Saturday, February 7, 2009

NY Times Attacks Machetes and Validates Bombs


The New York Times article, U.S. Aided a Failed Plan to Rout Ugandan Rebels tells yet another tale of U.S. folly in Foreign Policy. The U.S. helped pay for the Ugandan government to wage an attack on the Lord's Resistance Army, a 20 year old group of insurgents who originally formed to overthrow the official government. When the attack failed, the rebels dispersed and ran from town to town killing, raping, and slaughtering people. Human Rights Watch, Doctors Without Borders, and other international aid organizations have criticized the violence of Uganda.

The trouble is that the New York times plays out a misguided line: people who kill with bombs are humane and people who rape and kill with machetes are monsters. As the New York times has failed to tell the limb severed, skin peopled, children raped accounts of the U.S. wars against Iraq and Afghanistan, it seems strange that they focus on the specific acts of violence committed by the Lords Resistance Army?

From the testimonies of soldiers coming back to the United States at the Winter Soldier Hearings, U.S. violence has been as atrocious, only the media failed to report on it.

The Times insistence on focusing on the brutality of Ugandans and failure to note the incredibly barbaric violence of our own government is a testament to its role in concealing U.S. violence and demonizing Africans with less expensive and destructive weapons.
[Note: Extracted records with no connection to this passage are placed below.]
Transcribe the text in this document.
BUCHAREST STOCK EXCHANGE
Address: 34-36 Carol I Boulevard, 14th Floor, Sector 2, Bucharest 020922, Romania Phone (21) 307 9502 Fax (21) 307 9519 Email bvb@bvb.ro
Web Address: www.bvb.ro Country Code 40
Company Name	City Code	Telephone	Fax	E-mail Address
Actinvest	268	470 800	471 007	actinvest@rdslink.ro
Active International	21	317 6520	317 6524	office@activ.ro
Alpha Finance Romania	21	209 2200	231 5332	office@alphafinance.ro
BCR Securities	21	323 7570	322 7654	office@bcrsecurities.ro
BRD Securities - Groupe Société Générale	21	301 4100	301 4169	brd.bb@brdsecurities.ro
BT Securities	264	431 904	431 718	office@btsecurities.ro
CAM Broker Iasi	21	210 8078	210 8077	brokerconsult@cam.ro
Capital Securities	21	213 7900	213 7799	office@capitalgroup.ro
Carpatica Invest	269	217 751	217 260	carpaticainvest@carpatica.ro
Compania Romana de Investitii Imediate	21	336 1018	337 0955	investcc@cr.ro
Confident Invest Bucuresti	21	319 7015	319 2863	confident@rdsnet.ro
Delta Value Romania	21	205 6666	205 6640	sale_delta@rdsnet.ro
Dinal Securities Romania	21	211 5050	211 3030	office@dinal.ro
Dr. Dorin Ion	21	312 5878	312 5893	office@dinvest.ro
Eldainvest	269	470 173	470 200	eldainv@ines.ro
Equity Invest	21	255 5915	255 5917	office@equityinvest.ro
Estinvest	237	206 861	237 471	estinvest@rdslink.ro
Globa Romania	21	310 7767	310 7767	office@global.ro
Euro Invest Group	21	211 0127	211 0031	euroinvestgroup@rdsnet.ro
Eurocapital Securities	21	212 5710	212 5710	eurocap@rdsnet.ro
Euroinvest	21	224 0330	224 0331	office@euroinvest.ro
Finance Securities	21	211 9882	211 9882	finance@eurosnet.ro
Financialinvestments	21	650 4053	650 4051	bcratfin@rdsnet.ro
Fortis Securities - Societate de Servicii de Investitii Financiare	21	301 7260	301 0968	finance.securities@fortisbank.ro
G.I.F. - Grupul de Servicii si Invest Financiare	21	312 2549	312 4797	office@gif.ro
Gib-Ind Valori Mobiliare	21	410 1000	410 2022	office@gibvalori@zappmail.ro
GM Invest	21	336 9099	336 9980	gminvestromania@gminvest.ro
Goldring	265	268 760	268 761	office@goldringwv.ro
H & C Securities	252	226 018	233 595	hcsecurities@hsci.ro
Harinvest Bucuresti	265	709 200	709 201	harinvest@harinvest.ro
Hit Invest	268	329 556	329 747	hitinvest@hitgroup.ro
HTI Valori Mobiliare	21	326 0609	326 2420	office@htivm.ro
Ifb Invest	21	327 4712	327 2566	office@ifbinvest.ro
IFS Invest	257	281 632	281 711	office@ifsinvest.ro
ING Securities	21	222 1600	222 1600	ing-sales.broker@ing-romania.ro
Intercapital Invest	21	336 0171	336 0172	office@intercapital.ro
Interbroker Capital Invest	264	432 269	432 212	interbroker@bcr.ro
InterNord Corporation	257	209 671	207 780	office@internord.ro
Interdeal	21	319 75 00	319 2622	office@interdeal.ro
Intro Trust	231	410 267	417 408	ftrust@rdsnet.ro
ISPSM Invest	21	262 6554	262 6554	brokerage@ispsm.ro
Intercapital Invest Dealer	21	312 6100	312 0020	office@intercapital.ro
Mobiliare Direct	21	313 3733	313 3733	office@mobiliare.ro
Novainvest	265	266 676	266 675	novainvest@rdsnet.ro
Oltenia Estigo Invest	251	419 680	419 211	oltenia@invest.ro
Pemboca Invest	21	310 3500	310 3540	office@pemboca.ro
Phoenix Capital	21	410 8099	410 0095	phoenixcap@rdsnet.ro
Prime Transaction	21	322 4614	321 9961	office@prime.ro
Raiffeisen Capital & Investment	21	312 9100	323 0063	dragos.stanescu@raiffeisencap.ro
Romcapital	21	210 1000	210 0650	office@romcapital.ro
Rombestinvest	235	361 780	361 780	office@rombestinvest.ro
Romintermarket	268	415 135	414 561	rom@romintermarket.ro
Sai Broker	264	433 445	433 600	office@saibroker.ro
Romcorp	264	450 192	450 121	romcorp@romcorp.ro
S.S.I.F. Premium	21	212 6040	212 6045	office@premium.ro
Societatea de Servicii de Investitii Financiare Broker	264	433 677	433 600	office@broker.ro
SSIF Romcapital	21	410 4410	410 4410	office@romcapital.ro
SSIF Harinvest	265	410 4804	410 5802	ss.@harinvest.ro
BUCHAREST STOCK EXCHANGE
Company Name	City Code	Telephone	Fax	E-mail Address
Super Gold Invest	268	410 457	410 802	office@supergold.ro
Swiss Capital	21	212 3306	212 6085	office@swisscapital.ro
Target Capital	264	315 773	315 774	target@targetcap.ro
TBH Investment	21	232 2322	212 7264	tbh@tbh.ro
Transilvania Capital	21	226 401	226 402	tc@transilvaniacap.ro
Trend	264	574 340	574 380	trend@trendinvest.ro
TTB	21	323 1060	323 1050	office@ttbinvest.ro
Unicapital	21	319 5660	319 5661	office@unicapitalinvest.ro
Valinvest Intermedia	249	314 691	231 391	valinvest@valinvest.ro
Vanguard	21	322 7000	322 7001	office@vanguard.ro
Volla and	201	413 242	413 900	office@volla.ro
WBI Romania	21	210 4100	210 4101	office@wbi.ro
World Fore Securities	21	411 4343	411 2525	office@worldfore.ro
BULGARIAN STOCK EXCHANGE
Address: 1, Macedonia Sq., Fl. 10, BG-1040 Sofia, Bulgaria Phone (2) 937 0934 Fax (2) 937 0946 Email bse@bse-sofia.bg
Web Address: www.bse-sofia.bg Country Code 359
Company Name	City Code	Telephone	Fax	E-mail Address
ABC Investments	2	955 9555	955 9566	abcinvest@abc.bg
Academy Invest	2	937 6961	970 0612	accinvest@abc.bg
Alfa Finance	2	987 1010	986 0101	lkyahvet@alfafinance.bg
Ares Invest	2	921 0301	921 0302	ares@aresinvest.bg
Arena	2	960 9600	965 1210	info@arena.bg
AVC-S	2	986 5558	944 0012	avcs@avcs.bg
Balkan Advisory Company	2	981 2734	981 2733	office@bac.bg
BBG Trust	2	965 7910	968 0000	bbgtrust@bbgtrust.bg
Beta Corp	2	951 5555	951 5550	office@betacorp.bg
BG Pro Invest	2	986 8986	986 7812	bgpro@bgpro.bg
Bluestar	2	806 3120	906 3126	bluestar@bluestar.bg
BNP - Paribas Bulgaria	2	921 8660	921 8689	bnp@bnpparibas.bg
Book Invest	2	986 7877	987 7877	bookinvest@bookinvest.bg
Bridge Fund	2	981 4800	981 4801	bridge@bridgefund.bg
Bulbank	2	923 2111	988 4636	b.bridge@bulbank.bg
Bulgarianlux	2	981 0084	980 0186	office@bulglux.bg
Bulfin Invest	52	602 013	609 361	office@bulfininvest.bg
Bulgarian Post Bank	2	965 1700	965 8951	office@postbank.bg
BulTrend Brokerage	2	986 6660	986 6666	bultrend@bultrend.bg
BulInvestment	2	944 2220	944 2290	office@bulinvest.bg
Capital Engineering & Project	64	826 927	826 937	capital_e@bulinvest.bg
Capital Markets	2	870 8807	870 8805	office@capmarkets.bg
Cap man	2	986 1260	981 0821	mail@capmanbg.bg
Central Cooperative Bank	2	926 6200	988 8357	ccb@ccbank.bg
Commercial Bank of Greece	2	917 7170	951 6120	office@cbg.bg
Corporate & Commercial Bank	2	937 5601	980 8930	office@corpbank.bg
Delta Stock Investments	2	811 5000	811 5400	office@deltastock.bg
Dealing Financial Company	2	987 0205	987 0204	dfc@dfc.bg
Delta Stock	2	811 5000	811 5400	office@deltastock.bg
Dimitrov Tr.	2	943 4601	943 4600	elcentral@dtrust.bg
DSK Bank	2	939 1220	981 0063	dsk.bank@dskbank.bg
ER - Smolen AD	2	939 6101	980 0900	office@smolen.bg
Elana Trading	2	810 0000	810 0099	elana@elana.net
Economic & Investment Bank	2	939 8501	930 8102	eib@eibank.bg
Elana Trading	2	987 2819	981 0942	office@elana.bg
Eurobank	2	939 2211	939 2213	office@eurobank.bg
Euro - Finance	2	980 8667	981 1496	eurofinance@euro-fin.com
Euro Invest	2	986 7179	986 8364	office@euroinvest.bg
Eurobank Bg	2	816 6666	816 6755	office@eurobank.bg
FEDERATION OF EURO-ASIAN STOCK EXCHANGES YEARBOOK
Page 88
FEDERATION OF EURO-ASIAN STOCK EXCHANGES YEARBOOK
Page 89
Categorically separating the violence of the Lords Resistance Army from the violence of the American Army, the NY Times aids and abets white supremacist, American terrorism and maintains the racist illusion that Africans are "more" violent than Americans. I have no doubt that in the last 20 years the U.S. Government has more blood, rape, and incarceration on its hands than any insurgent group in Africa. The difference is that the American Army is validated by the New York Times.

Above, I have included Nick Ut's classic photograph taken in June 1972 of Kim Phuc, a young girl running from her village after it was attacked by U.S. napalm. Ut's photograph
represents the most powerful of journalism, an image that has spread around the world. Rather than censoring the impact of American violence, the photo reveals it.

If only the Times maintained this standard of journalism today.

What are your thoughts on the situation in Uganda, Iraq, and Afghanistan? What are your feelings about the New York Times coverage?